Gum fibromatosis (gingival hypertrophy): causes, diagnosis, how to prevent

Gingival fibromatosis is the uncontrolled growth of fibrous tissue in the gum and periodontal area. It can be hereditary or acquired, is progressive in nature and requires surgical correction. Without treatment, tissue proliferation will inevitably lead to the development of concomitant pathologies with the formation of periodontal pockets, bone atrophy, loss of healthy teeth and impaired chewing function. Children experience impaired tooth growth and severe malocclusion.

Development factors

The cause of the development of pathological inflammation can be a simple failure to comply with the rules of hygienic care. The condition of soft tissues affects the condition of dentin, since all processes are closely interconnected.

If you notice signs such as redness or swelling, it is recommended to contact your dentist immediately. The causes of inflammation can be general and local in nature.

Common ones include:

  • lack of minerals in the body;
  • hormonal imbalance;
  • bad habits;
  • diabetes;
  • diseases of the gastrointestinal tract;
  • infectious diseases;
  • disorders of the cardiovascular organs;
  • low immunity;
  • long-term treatment with certain groups of medications.

There are also local causes that can increase the risk of inflammation of the mucous membranes of the oral cavity, in particular:

  • teething;
  • chemical or thermal burns;
  • mechanical factors affecting delicate gum tissue;
  • dental plaque and tartar;
  • non-compliance with the rules for caring for the oral cavity, which leads to the accumulation of pathogenic microbes in periodontal pockets;
  • improper implementation of prosthetics.

It is noteworthy that in practice there are cases when the cause of the development of pathology is the sharp edge of the prosthesis or an incorrectly cut filling. In this case, inflammation affects exclusively the site of damage to the mucosa.

How does the disease manifest itself?

Gum overgrowth affects the outer (buccal) and inner (lingual) areas of the gums, affecting one or both jaws. The general surface of the gums, the gingival margin adjacent to the tooth, as well as the interdental papillae are affected.

Main symptoms of the pathology:

  • partial or complete overgrowth of crowns in the area of ​​fibromatosis;
  • smooth rounded edge of growths;
  • increased density of hypertrophied tissues;
  • an even pink tint of the gums and no bleeding.

The intensity of symptoms determines the stage of the disease.
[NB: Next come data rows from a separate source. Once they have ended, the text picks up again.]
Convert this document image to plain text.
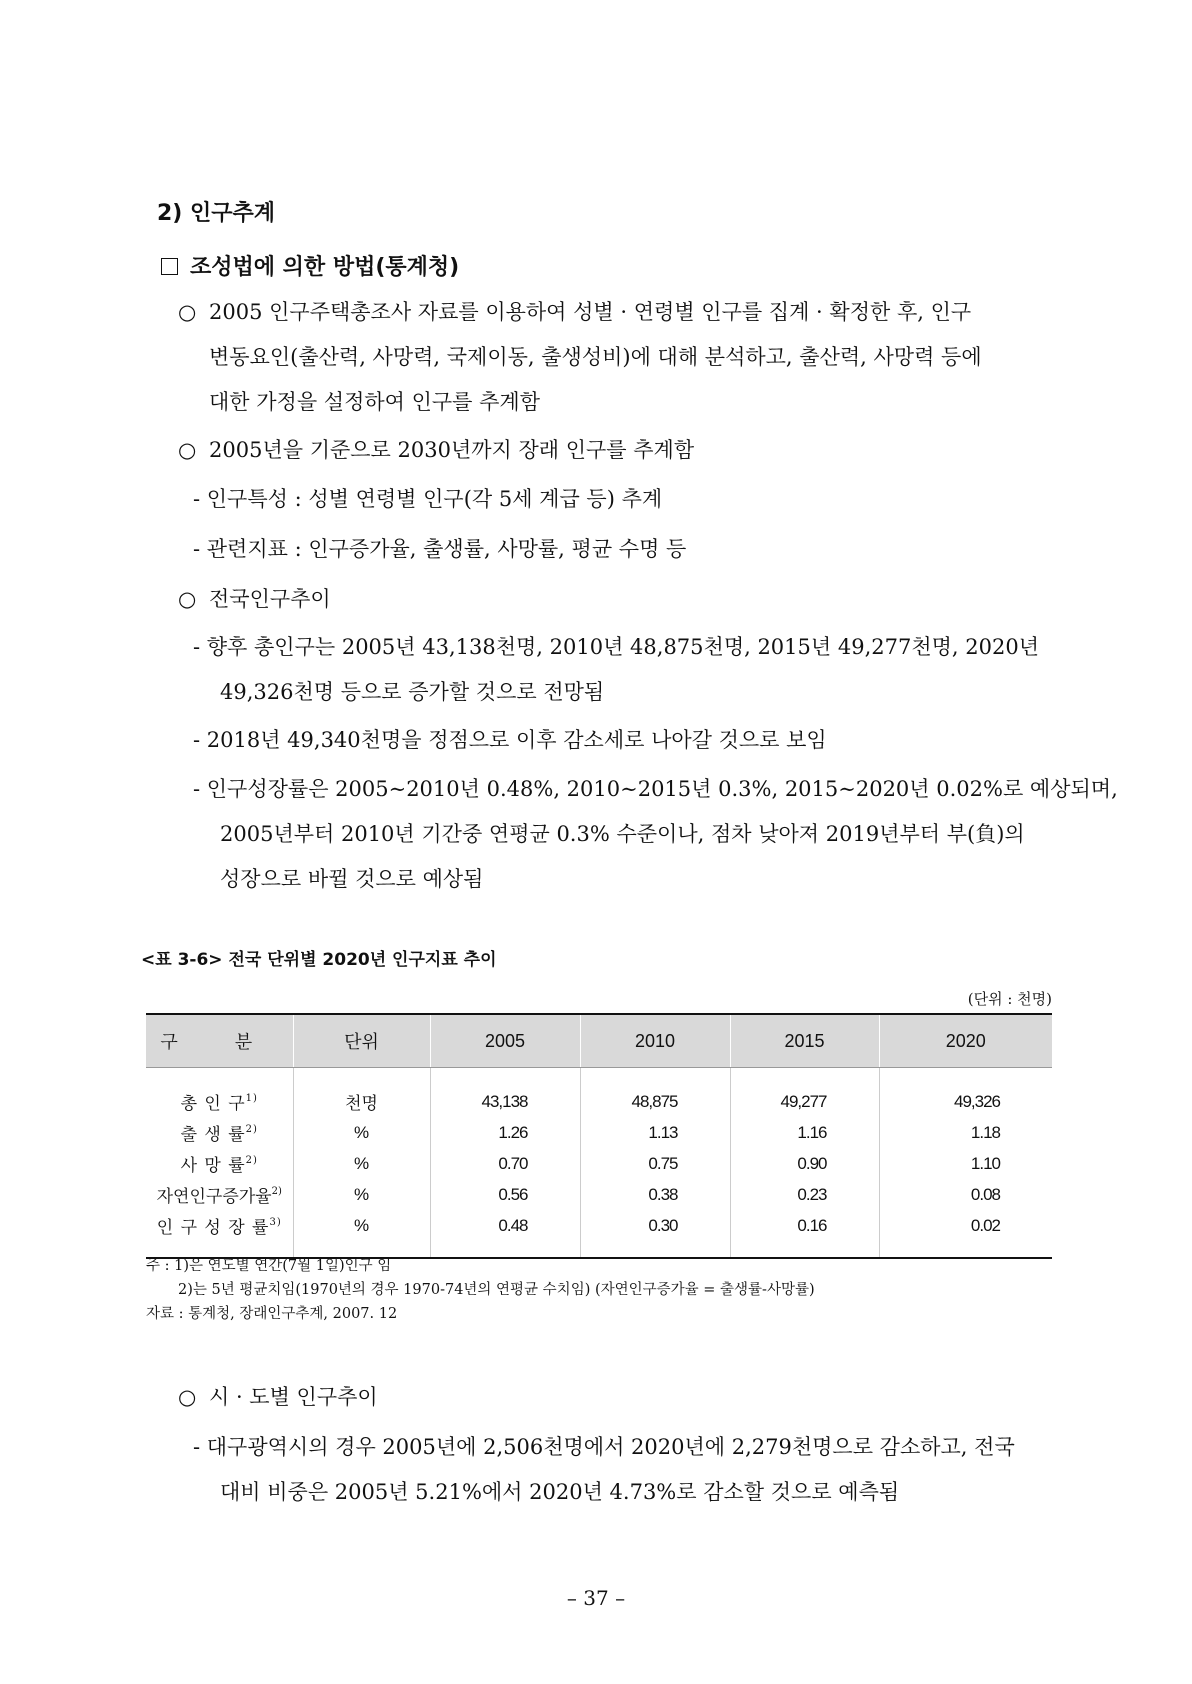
2) 인구추계
조성법에 의한 방법(통계청)
○ 2005 인구주택총조사 자료를 이용하여 성별 · 연령별 인구를 집계 · 확정한 후, 인구
변동요인(출산력, 사망력, 국제이동, 출생성비)에 대해 분석하고, 출산력, 사망력 등에
대한 가정을 설정하여 인구를 추계함
○ 2005년을 기준으로 2030년까지 장래 인구를 추계함
- 인구특성 : 성별 연령별 인구(각 5세 계급 등) 추계
- 관련지표 : 인구증가율, 출생률, 사망률, 평균 수명 등
○ 전국인구추이
- 향후 총인구는 2005년 43,138천명, 2010년 48,875천명, 2015년 49,277천명, 2020년
49,326천명 등으로 증가할 것으로 전망됨
- 2018년 49,340천명을 정점으로 이후 감소세로 나아갈 것으로 보임
- 인구성장률은 2005∼2010년 0.48%, 2010∼2015년 0.3%, 2015∼2020년 0.02%로 예상되며,
2005년부터 2010년 기간중 연평균 0.3% 수준이나, 점차 낮아져 2019년부터 부(負)의
성장으로 바뀔 것으로 예상됨
<표 3-6> 전국 단위별 2020년 인구지표 추이
(단위 : 천명)
구 분	단위	2005	2010	2015	2020
총 인 구$^{1)}$	천명	43,138	48,875	49,277	49,326
출 생 률$^{2)}$	%	1.26	1.13	1.16	1.18
사 망 률$^{2)}$	%	0.70	0.75	0.90	1.10
자연인구증가율$^{2)}$	%	0.56	0.38	0.23	0.08
인 구 성 장 률$^{3)}$	%	0.48	0.30	0.16	0.02
주 : 1)은 연도별 연간(7월 1일)인구 임
2)는 5년 평균치임(1970년의 경우 1970-74년의 연평균 수치임) (자연인구증가율 = 출생률-사망률)
자료 : 통계청, 장래인구추계, 2007. 12
○ 시 · 도별 인구추이
- 대구광역시의 경우 2005년에 2,506천명에서 2020년에 2,279천명으로 감소하고, 전국
대비 비중은 2005년 5.21%에서 2020년 4.73%로 감소할 것으로 예측됨
– 37 –
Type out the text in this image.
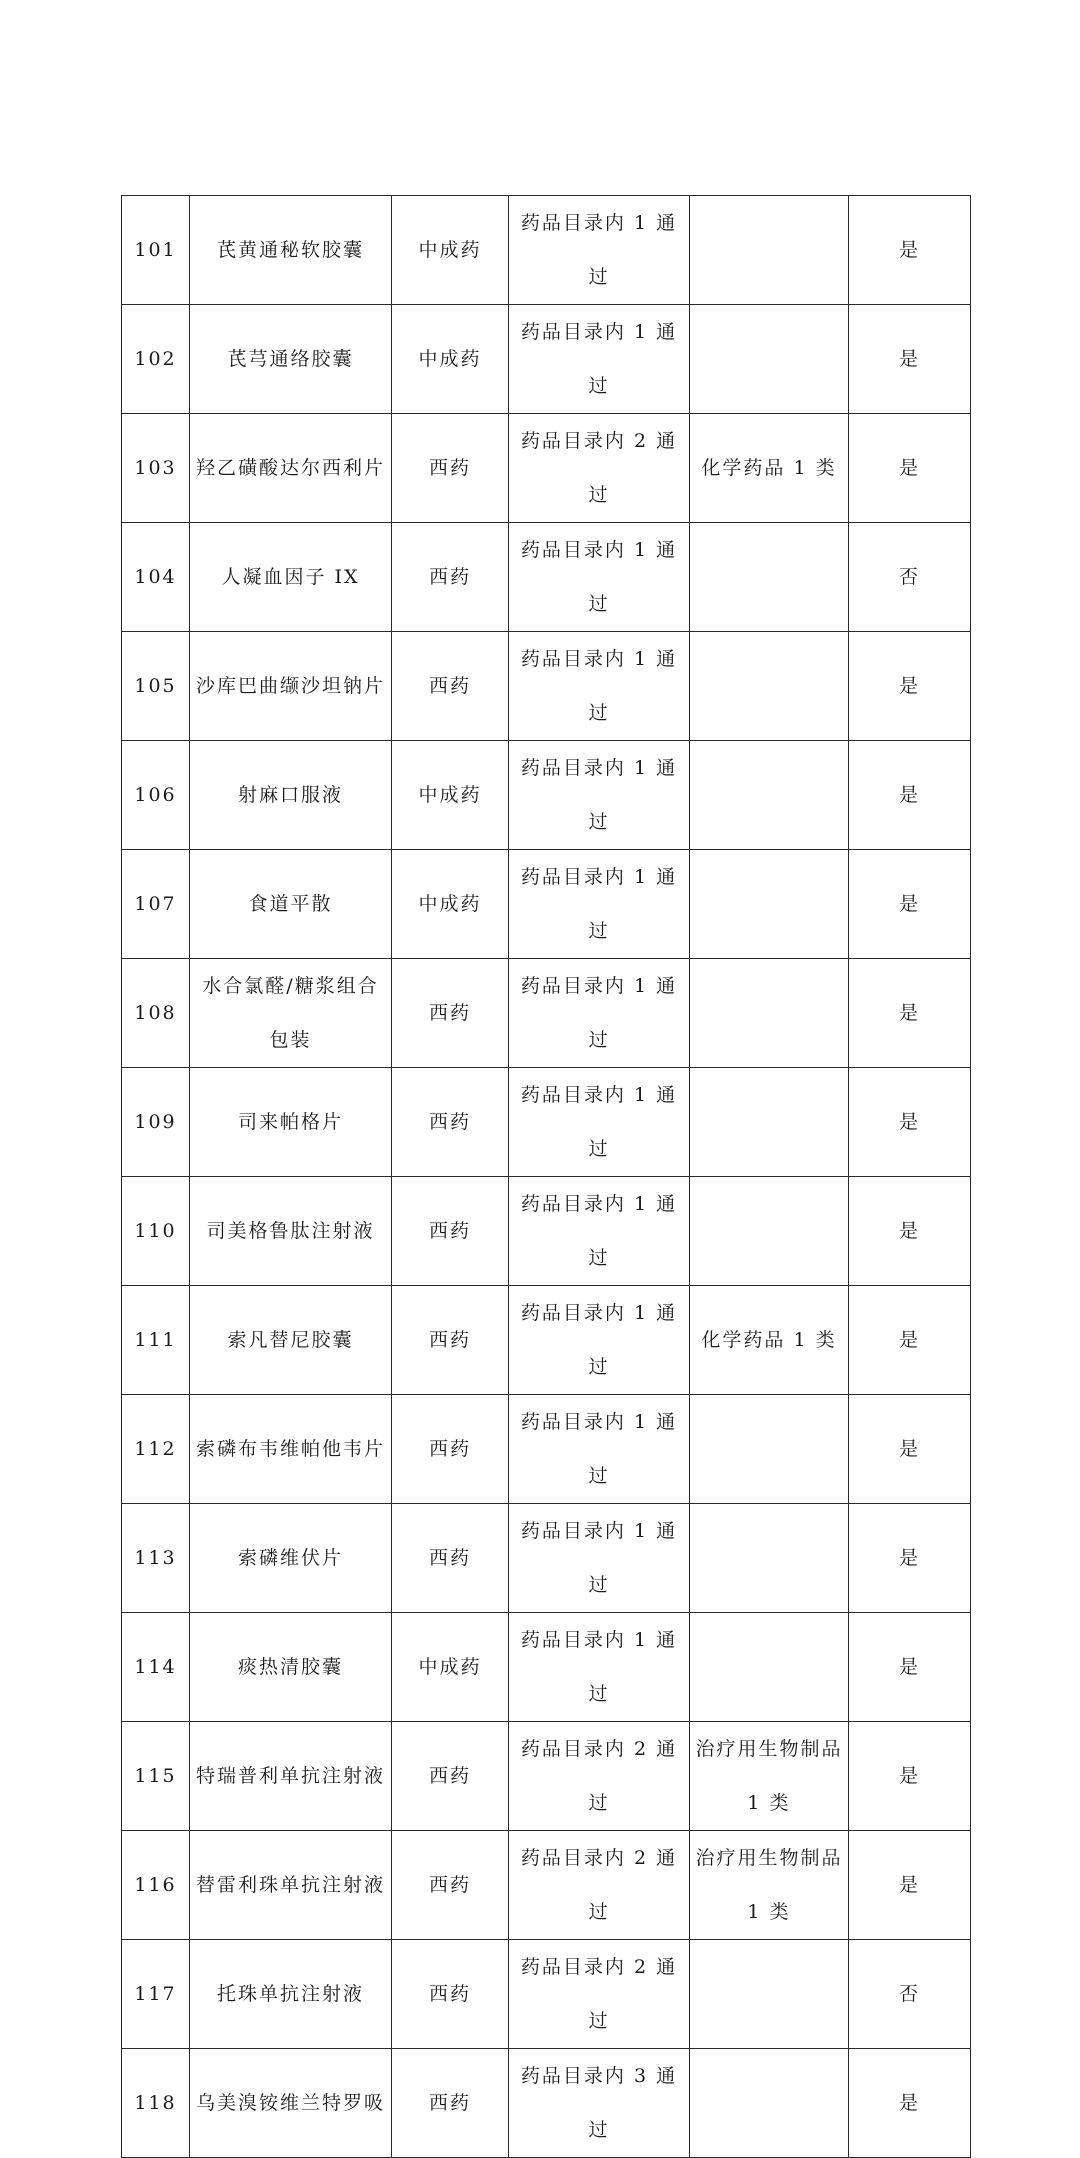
101	芪黄通秘软胶囊	中成药	药品目录内 1 通过		是
102	芪芎通络胶囊	中成药	药品目录内 1 通过		是
103	羟乙磺酸达尔西利片	西药	药品目录内 2 通过	化学药品 1 类	是
104	人凝血因子 IX	西药	药品目录内 1 通过		否
105	沙库巴曲缬沙坦钠片	西药	药品目录内 1 通过		是
106	射麻口服液	中成药	药品目录内 1 通过		是
107	食道平散	中成药	药品目录内 1 通过		是
108	水合氯醛/糖浆组合包装	西药	药品目录内 1 通过		是
109	司来帕格片	西药	药品目录内 1 通过		是
110	司美格鲁肽注射液	西药	药品目录内 1 通过		是
111	索凡替尼胶囊	西药	药品目录内 1 通过	化学药品 1 类	是
112	索磷布韦维帕他韦片	西药	药品目录内 1 通过		是
113	索磷维伏片	西药	药品目录内 1 通过		是
114	痰热清胶囊	中成药	药品目录内 1 通过		是
115	特瑞普利单抗注射液	西药	药品目录内 2 通过	治疗用生物制品 1 类	是
116	替雷利珠单抗注射液	西药	药品目录内 2 通过	治疗用生物制品 1 类	是
117	托珠单抗注射液	西药	药品目录内 2 通过		否
118	乌美溴铵维兰特罗吸	西药	药品目录内 3 通过		是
In this case, gum hypertrophy can be generalized or focal. The difference is that if in a focal form only a single lesion is formed, then in a generalized form several pathological areas merge with each other. In severe cases of the disease, fibromatosis can be combined with changes in facial features characteristic of acromegaly.

On a note!

With hereditary pathology, it is impossible to reverse tissue hypertrophy, however, in areas of the gums with extracted teeth, growth usually stops.

Clinical picture

The onset of pathology may be indicated by the appearance of redness and swelling in the affected area. If timely treatment is not started, inflammation spreads to healthy tissue areas, which leads to bleeding, discomfort, and itching.

The gum begins to cover more of the length of the tooth than usual. In the absence of qualified dental care, a change in the shape of the gingival papilla is often observed, and in advanced situations, the gum covers almost half of the element of the dentition.

The listed signs are accompanied by pain, bleeding (especially during and after eating), and a decrease in the quality of chewing function.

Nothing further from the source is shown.